1. A method for manufacturing a foam filter comprising the following steps:

(a) Mixing the polyvinyl alcohol (PVA) with water by heating and stirring until the PVA is dissolved to form a solution (A) and then cooling said solution (A);

(b) Mixing the vegetable starch with water by heating and stirring to form a paste-type solution (B);

(c) Mixing said solution (A) with said solution (B) completely to form a solution (C);

(d) Adding formaldehyde, catalyst and active carbon into said solution (C) to form a paste mixture;

(e) Soaking a polyurethane (PU) foam into said paste mixture;

(f) Heating said paste mixture to acetalize said PVA therein; and

(g) Cooling said paste mixture and washing said foam.

2. The method as claimed in claim 1, wherein step (g) further comprising dehydrating and trimming said foam.

3. The method as claimed in claim 1, wherein the heating temperature ranges from 80 to 120° C. and the cooling temperature ranges from 20 to 70° C. in step (a).

4. The method as claimed in claim 1, wherein the heating temperature ranges from 20 to 60° C. in step (b).

5. The method as claimed in claim 1 further comprising adding calcium carbonate in step (d)

6. The method as claimed in claim 1, wherein said catalyst in step (d) is hydrochloric acid.

7. The method as claimed in claim 1, wherein the temperature for acetalization ranges from 40 to 80° C. and the time for acetalization is less than 24 hours in step (f).

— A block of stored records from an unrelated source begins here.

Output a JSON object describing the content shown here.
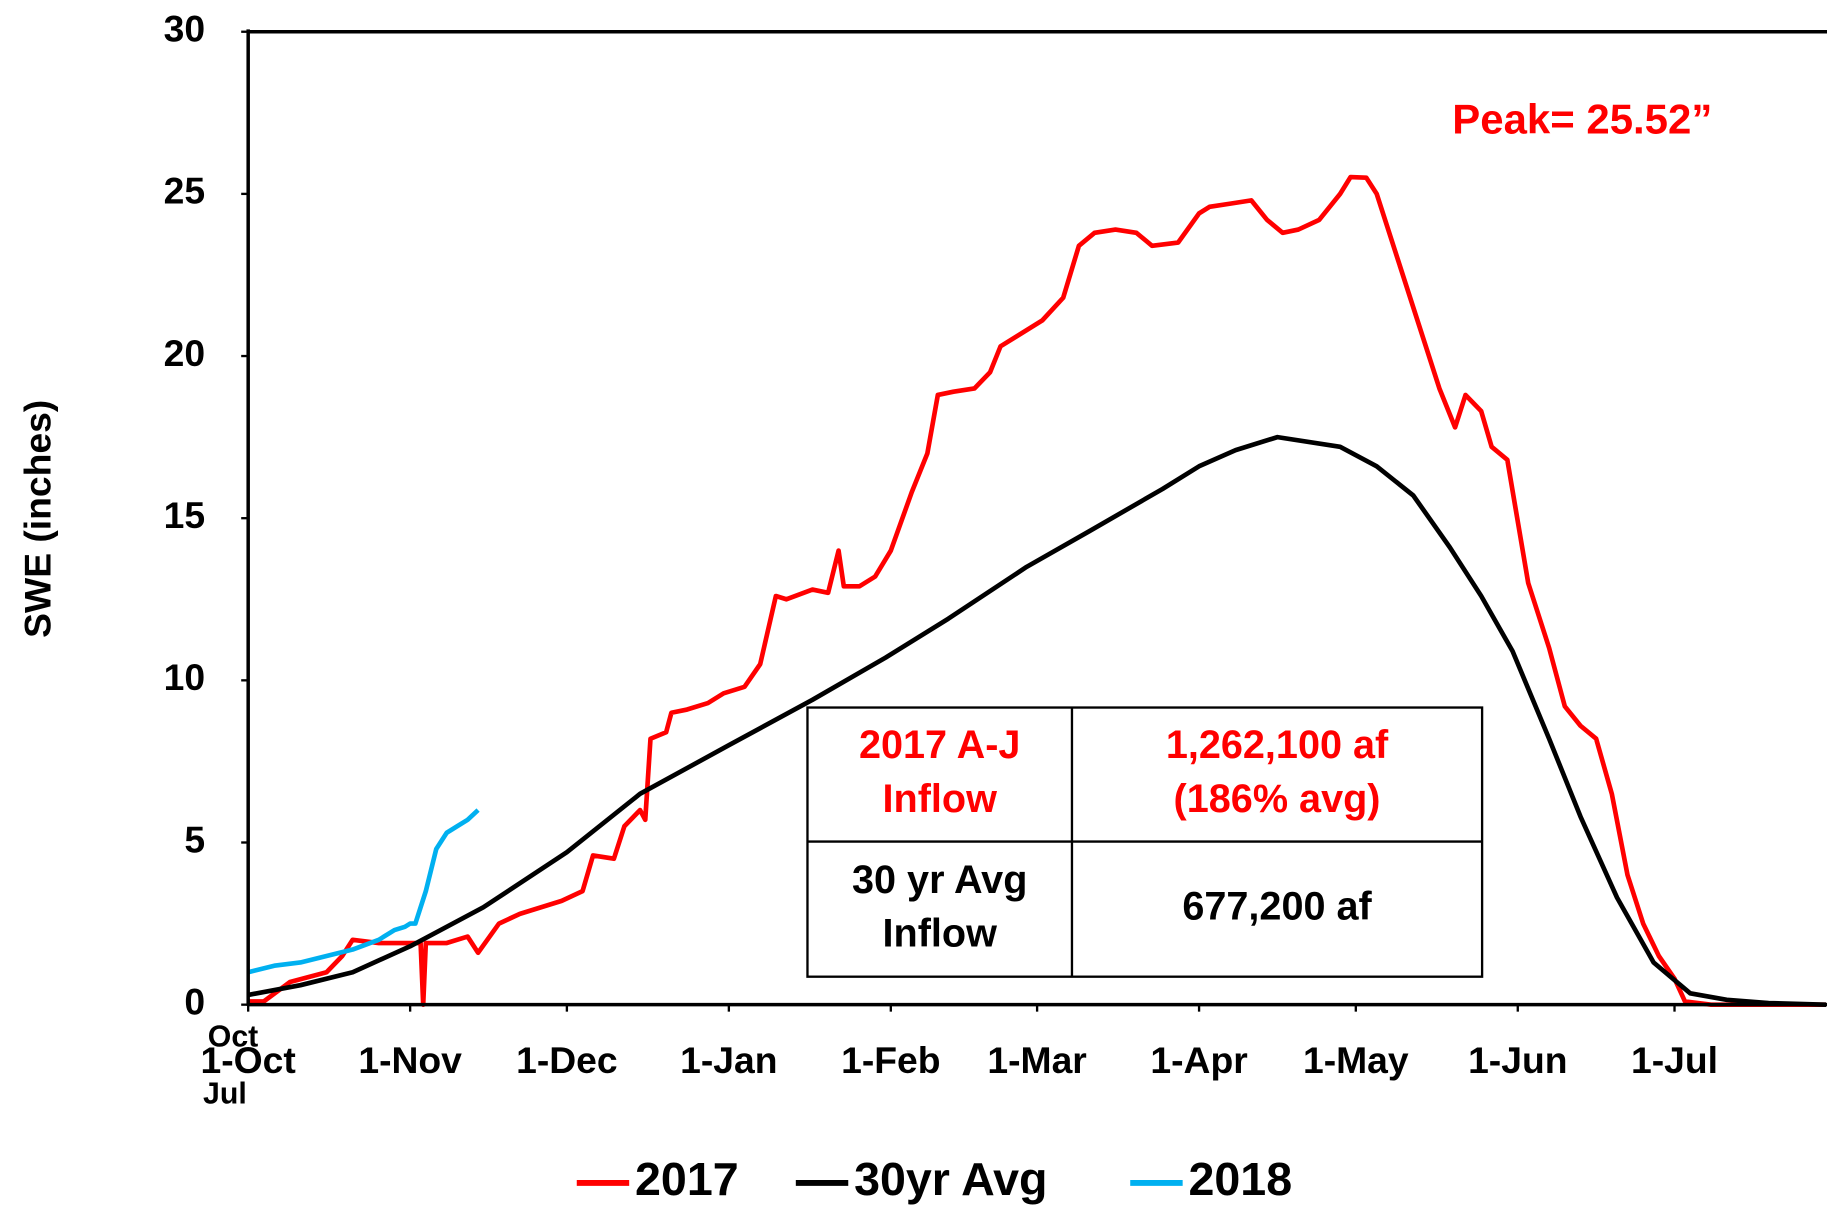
{
  "chart_data": {
    "type": "line",
    "y_axis_label": "SWE (inches)",
    "annotation": "Peak= 25.52”",
    "axis_annotations": [
      "Oct",
      "Jul"
    ],
    "xlim": [
      0,
      302
    ],
    "ylim": [
      0,
      30
    ],
    "yticks": [
      0,
      5,
      10,
      15,
      20,
      25,
      30
    ],
    "xticks": [
      {
        "value": 0,
        "label": "1-Oct"
      },
      {
        "value": 31,
        "label": "1-Nov"
      },
      {
        "value": 61,
        "label": "1-Dec"
      },
      {
        "value": 92,
        "label": "1-Jan"
      },
      {
        "value": 123,
        "label": "1-Feb"
      },
      {
        "value": 151,
        "label": "1-Mar"
      },
      {
        "value": 182,
        "label": "1-Apr"
      },
      {
        "value": 212,
        "label": "1-May"
      },
      {
        "value": 243,
        "label": "1-Jun"
      },
      {
        "value": 273,
        "label": "1-Jul"
      }
    ],
    "series": [
      {
        "name": "2017",
        "color": "#ff0000",
        "x": [
          0,
          3,
          8,
          15,
          18,
          20,
          25,
          30,
          33,
          33.5,
          34,
          38,
          42,
          44,
          48,
          52,
          56,
          60,
          64,
          66,
          70,
          72,
          75,
          76,
          77,
          80,
          81,
          84,
          88,
          91,
          95,
          98,
          101,
          103,
          108,
          111,
          113,
          114,
          117,
          120,
          123,
          127,
          130,
          132,
          135,
          139,
          142,
          144,
          148,
          152,
          156,
          159,
          162,
          166,
          170,
          173,
          178,
          182,
          184,
          188,
          192,
          195,
          198,
          201,
          205,
          209,
          211,
          214,
          216,
          220,
          224,
          228,
          231,
          233,
          236,
          238,
          241,
          245,
          249,
          252,
          255,
          258,
          261,
          264,
          267,
          270,
          273,
          275,
          280,
          302
        ],
        "values": [
          0.1,
          0.1,
          0.7,
          1.0,
          1.5,
          2.0,
          1.9,
          1.9,
          1.9,
          0,
          1.9,
          1.9,
          2.1,
          1.6,
          2.5,
          2.8,
          3.0,
          3.2,
          3.5,
          4.6,
          4.5,
          5.5,
          6.0,
          5.7,
          8.2,
          8.4,
          9.0,
          9.1,
          9.3,
          9.6,
          9.8,
          10.5,
          12.6,
          12.5,
          12.8,
          12.7,
          14.0,
          12.9,
          12.9,
          13.2,
          14.0,
          15.8,
          17.0,
          18.8,
          18.9,
          19.0,
          19.5,
          20.3,
          20.7,
          21.1,
          21.8,
          23.4,
          23.8,
          23.9,
          23.8,
          23.4,
          23.5,
          24.4,
          24.6,
          24.7,
          24.8,
          24.2,
          23.8,
          23.9,
          24.2,
          25.0,
          25.52,
          25.5,
          25.0,
          23.0,
          21.0,
          19.0,
          17.8,
          18.8,
          18.3,
          17.2,
          16.8,
          13.0,
          11.0,
          9.2,
          8.6,
          8.2,
          6.5,
          4.0,
          2.5,
          1.5,
          0.8,
          0.1,
          0.0,
          0.0
        ]
      },
      {
        "name": "30yr Avg",
        "color": "#000000",
        "x": [
          0,
          10,
          20,
          31,
          45,
          61,
          75,
          92,
          108,
          122,
          134,
          149,
          161,
          175,
          182,
          189,
          197,
          209,
          216,
          223,
          230,
          236,
          242,
          249,
          255,
          262,
          269,
          276,
          283,
          291,
          302
        ],
        "values": [
          0.3,
          0.6,
          1.0,
          1.8,
          3.0,
          4.7,
          6.5,
          8.0,
          9.4,
          10.7,
          11.9,
          13.5,
          14.6,
          15.9,
          16.6,
          17.1,
          17.5,
          17.2,
          16.6,
          15.7,
          14.1,
          12.6,
          10.9,
          8.2,
          5.8,
          3.3,
          1.3,
          0.35,
          0.15,
          0.05,
          0
        ]
      },
      {
        "name": "2018",
        "color": "#00b0f0",
        "x": [
          0,
          5,
          10,
          15,
          20,
          25,
          28,
          30,
          31,
          32,
          34,
          36,
          38,
          40,
          42,
          44
        ],
        "values": [
          1.0,
          1.2,
          1.3,
          1.5,
          1.7,
          2.0,
          2.3,
          2.4,
          2.5,
          2.5,
          3.5,
          4.8,
          5.3,
          5.5,
          5.7,
          6.0
        ]
      }
    ],
    "table": {
      "rows": [
        [
          [
            "2017 A-J",
            "Inflow"
          ],
          [
            "1,262,100 af",
            "(186% avg)"
          ]
        ],
        [
          [
            "30 yr Avg",
            "Inflow"
          ],
          [
            "677,200 af"
          ]
        ]
      ]
    }
  }
}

8. A foam filter which is made by coating a layer of mixture containing polyvinyl alcohol (PVA) and active carbon on a polyurethane (PU) foam, wherein said mixture is made by mixing at least 20 to 70 wt % of PVA solution, 10 to 60 wt % of vegetable starch paste, 3 to 30 wt % of formaldehyde, 2 to 25 wt % of catalyst, and 0.5 to 40 wt % of active carbon.

9. The foam filter as claimed in claim 8, wherein said catalyst is hydrochloric acid.

10. The foam filter as claimed in claim 8, wherein said filter is trimmed or cut.

11. The foam filter as claimed in claim 8, wherein said PVA is coated on said PU foam by soaking.

12. The foam filter as claimed in claim 8, wherein said filter is packed in a solution, containing an anti-mold agent, an antiseptic, or a sterilizer.

13. The foam filter as claimed in claim 8, wherein said filter is used for filtering the impurities, the toxins, the odors, or the molds in the air or water.